Vous avez fait passer Richard Prince d'environ 50 000 $ à 10 millions de dollars. Ça doit faire du bien. Nous avons toujours mis l'accent sur les artistes en qui nous croyons. C'est une vraie déclaration si nous incluons un artiste qui n'a jamais été inclus dans une vente aux enchères auparavant. Nous sommes fiers d'avoir, au cours des dix dernières années, introduit sur le marché un certain nombre d'artistes internationaux. Au départ, les œuvres de Richard Prince se vendaient entre 35 000 $ et 75 000 $. Si vous disiez à un collectionneur de l'époque qu'il est vraiment un grand artiste, vous devriez le suivre, ils ne vous écouteraient pas. Puis, lorsque nous avons vendu une " infirmière " pour un peu moins d'un million de dollars pour la première fois, nous avons soudainement attiré l'attention de certaines personnes. Pour certains collectionneurs, il ne commence à s'inscrire que lorsqu'il atteint cinq ou dix millions de dollars. Chaque niveau de prix commence à s'enregistrer auprès d'une circonscription différente.

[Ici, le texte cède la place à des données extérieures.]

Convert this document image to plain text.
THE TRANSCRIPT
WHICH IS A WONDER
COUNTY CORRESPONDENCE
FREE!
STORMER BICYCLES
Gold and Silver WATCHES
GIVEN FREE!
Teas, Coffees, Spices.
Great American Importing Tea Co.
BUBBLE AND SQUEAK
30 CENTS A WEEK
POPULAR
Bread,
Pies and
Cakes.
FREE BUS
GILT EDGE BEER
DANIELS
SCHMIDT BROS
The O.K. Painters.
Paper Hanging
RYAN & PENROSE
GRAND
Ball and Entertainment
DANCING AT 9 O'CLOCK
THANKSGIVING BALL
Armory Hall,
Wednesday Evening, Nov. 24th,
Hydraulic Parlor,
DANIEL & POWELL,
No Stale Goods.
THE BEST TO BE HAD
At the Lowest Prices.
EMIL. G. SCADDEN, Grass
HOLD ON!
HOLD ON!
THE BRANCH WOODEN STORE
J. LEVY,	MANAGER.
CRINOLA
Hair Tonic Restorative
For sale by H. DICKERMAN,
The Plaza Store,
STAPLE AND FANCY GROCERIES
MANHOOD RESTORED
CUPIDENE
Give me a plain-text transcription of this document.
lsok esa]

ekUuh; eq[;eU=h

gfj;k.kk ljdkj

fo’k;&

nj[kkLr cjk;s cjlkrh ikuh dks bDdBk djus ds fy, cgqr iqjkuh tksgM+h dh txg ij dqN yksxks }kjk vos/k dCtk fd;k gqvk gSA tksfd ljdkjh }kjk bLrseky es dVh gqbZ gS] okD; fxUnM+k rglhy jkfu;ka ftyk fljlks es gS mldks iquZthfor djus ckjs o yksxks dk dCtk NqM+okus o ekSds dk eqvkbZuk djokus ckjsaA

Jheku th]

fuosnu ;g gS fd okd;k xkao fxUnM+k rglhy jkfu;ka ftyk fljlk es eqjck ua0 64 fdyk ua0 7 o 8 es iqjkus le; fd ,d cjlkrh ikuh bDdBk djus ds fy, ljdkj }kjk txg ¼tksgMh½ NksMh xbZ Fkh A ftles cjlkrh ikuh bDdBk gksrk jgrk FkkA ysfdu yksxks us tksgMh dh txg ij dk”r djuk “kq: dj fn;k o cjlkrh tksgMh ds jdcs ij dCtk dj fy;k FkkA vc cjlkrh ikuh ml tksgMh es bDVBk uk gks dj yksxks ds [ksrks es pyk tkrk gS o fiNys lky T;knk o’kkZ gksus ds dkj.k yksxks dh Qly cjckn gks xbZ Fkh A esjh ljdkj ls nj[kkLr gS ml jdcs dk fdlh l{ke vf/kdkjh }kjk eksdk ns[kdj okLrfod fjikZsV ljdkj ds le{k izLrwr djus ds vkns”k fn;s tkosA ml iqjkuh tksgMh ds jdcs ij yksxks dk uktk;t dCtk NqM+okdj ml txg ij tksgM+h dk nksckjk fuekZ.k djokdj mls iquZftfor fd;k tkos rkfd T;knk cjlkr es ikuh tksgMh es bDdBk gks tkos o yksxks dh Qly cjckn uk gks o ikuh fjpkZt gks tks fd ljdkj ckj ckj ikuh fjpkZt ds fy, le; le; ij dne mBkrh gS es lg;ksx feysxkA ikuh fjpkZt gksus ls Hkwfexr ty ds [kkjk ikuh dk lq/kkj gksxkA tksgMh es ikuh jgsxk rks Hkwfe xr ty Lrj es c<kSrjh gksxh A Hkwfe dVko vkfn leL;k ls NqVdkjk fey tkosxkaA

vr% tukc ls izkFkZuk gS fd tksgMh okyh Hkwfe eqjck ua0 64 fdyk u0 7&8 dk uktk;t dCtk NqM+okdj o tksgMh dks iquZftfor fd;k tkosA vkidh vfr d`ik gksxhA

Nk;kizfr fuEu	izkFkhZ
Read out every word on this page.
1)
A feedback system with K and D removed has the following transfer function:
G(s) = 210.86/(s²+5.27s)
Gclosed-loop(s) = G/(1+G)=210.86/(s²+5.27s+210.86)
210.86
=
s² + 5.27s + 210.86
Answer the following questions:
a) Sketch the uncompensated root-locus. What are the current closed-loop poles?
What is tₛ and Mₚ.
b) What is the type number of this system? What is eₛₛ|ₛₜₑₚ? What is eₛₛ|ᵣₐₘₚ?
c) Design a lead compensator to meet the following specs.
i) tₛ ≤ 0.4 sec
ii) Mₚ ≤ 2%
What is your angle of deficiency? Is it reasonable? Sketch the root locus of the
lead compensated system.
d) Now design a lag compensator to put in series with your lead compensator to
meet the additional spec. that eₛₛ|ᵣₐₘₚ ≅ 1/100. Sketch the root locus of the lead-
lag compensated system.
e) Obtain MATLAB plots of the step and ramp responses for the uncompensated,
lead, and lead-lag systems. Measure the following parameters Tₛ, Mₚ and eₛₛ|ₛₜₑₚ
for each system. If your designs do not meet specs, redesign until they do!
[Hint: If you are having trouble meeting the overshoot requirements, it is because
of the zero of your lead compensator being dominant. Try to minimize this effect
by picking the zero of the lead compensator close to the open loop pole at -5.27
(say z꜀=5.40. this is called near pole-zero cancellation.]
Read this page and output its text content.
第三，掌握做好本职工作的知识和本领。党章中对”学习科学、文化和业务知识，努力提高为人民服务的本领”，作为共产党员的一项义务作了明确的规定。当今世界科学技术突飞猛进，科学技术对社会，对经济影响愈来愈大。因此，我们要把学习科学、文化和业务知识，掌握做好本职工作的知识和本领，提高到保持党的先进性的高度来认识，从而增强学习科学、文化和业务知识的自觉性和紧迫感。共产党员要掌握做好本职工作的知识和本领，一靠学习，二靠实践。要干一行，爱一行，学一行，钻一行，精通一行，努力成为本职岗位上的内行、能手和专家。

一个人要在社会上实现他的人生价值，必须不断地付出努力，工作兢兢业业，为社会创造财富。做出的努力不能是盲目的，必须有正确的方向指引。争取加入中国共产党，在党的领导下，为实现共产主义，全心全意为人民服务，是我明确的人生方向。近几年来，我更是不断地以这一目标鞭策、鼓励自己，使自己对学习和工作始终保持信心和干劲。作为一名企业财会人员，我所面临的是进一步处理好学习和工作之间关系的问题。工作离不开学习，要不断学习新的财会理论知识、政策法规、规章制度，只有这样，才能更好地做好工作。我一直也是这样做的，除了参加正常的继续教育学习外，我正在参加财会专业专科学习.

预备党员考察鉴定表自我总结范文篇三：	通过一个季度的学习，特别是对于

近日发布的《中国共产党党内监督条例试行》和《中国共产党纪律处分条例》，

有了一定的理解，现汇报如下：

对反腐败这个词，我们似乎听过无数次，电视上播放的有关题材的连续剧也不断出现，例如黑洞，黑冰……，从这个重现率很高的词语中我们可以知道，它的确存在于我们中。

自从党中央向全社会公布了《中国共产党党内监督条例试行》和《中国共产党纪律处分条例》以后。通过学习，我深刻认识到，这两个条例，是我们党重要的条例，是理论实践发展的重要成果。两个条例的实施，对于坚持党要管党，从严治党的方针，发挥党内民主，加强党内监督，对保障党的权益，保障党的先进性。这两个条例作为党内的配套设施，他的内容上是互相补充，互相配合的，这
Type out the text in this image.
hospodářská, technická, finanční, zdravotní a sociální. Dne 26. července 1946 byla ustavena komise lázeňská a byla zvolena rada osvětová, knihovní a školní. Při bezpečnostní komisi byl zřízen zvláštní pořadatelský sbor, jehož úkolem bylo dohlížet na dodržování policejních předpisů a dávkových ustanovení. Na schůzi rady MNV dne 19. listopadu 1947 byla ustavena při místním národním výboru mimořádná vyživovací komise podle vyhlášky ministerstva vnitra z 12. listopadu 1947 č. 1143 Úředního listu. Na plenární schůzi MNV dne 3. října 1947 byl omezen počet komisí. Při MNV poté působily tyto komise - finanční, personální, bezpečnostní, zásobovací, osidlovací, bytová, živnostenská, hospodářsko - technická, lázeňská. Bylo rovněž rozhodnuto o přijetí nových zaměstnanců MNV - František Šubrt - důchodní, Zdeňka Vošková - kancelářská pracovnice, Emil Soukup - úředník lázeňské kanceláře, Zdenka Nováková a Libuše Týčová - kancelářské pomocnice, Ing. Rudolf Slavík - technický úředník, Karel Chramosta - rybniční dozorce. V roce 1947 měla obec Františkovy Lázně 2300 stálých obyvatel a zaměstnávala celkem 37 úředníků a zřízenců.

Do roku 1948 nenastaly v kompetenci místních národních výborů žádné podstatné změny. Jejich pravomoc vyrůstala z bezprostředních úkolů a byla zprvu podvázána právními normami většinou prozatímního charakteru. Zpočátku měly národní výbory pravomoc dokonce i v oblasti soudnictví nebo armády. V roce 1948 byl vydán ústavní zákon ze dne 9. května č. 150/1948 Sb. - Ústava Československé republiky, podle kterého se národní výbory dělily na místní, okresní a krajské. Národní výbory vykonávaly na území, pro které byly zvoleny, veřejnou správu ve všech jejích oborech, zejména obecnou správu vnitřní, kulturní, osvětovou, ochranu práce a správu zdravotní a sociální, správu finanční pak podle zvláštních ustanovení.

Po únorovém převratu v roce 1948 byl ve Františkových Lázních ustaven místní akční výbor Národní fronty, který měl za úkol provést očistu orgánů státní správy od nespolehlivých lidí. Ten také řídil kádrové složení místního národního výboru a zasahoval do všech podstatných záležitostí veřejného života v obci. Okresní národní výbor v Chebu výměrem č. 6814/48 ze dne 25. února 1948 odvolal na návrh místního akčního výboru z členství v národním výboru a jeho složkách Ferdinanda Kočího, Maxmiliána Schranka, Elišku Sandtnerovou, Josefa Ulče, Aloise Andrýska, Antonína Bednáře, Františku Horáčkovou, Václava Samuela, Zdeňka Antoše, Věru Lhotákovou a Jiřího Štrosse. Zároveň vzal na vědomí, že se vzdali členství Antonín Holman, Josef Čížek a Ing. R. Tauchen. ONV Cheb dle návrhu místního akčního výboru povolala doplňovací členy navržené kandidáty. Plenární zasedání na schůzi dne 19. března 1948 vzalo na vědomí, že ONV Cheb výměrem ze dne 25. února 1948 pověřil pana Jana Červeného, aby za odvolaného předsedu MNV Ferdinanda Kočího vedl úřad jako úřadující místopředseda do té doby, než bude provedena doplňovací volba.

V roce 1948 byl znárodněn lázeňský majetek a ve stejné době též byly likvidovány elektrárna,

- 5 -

Pourriez-vous imaginer une situation où la valeur de l'œuvre d'un artiste chuterait littéralement d'une falaise ? Choisissons un nom purement du ciel - dit Damien Hirst ? Les marchés sont animés. Aucun marché n'augmente verticalement - il y a toujours des moments de réajustements en fonction de nombreux facteurs. Mais si vous analysez le marché de l'art à partir des années 1850 - parce qu'à partir des années 1850 vous avez suffisamment de documentation - vous pouvez constater que l'art a, dans l'ensemble, constamment augmenté. Cependant, vous avez aussi une évolution constante du goût et vous pouvez présumer que certaines choses qui sont très recherchées aujourd'hui ne le seront plus dans 50 ou 100 ans. Mais il y a un consensus qui se développe après un certain temps sur un artiste. Vous pouvez donc avoir des choses qui perdent de la valeur, mais qui ne tombent jamais d'une falaise. Le marché de Damien Hirst, depuis que vous le mentionnez, est très similaire au marché autour d'Andy Warhol au début des années 90 où tout le monde disait'oh, maintenant ça refroidit' et tout ça ; pourtant sa deuxième venue était beaucoup plus forte que la première. Nous sommes à une époque où les marques sont importantes et vous avez peut-être 10 artistes qui sont des artistes de marques internationales et dont les œuvres se trouvent dans d'importantes collections et institutions dans le monde entier et quand vous avez de nouveaux collectionneurs entrant sur le marché de l'art, ils se sentent beaucoup plus rassurés d'aller chercher ces artistes principaux. Vous pouvez donc extrapoler qu'il y aura une forte demande pour certains artistes. De plus, chaque année, il y a de moins en moins d'œuvres d'art majeures qui deviennent disponibles et il y a de plus en plus de gens qui peuvent potentiellement s'en prendre à eux. Certaines portes se ferment et d'autres s'ouvrent.